When Google decided to buy DoubleClick, it sent some shock through the search marketing industry. DoubleClick has owned Performics, the third largest affiliate network, since 2004. Performics not only provided affiliate marketing services, but also search-engine marketing (SEM) and search-engine optimization (SEO) services.
Suddenly it looked like agencies would be competing against Google – a serious conflict of interest. Agencies were suddenly worried that Google would give away the services that they sold to clients. And Performics may get unfair advantages, such as insight into Google’s algorithms (more details from InfoWorld).
Clients of SEM and SEO companies likely wouldn’t like the conflict of interest either. Clients want to save money, Google wants those same clients to spend it on more advertising.
This afternoon Google announced that they split Performics into two divisions and are selling the search marketing piece. The Google blog explains:
“It’s clear to us that we do not want to be in the search engine marketing business. Maintaining objectivity in both search and advertising is paramount to Google’s mission and core to the trust we ask from our users.”
Though they say there is interest, Google hasn’t named a buyer. This doesn’t help affiliate marketers sleep easy though…
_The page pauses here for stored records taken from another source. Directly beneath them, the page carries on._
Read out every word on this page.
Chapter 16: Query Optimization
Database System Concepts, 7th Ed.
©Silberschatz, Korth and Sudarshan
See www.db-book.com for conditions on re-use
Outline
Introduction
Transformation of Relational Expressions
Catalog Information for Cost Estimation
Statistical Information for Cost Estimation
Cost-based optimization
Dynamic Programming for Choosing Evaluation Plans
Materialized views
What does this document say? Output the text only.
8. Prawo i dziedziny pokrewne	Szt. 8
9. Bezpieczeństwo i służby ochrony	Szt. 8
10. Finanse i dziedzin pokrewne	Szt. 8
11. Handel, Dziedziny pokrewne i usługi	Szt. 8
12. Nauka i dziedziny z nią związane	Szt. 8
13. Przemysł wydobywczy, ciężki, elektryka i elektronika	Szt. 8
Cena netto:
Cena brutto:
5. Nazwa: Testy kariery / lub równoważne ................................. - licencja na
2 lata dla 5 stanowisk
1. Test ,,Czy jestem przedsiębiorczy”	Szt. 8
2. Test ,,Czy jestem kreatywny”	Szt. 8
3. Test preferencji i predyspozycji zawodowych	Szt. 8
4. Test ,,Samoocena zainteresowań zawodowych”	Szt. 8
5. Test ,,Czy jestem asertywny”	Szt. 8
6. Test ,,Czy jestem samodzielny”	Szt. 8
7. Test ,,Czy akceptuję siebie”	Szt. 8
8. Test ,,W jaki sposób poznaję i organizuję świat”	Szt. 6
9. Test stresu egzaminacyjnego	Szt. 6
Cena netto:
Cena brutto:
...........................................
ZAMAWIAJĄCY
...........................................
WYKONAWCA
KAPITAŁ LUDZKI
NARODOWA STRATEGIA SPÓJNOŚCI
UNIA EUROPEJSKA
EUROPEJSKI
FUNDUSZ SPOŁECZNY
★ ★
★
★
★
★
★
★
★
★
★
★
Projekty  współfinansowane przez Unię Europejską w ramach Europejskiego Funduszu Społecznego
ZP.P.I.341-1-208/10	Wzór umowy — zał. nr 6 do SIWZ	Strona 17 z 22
“We plan to integrate the affiliate marketing business into existing Google operations, providing enhanced value and reach for our affiliate advertisers, and additional tools and monetization opportunities for our publishers.”
I was hoping Google would sell all of Performics. Internet marketing companies must feel relief at this news, while companies like Commission Junction and other affiliate networks have reason to be concerned.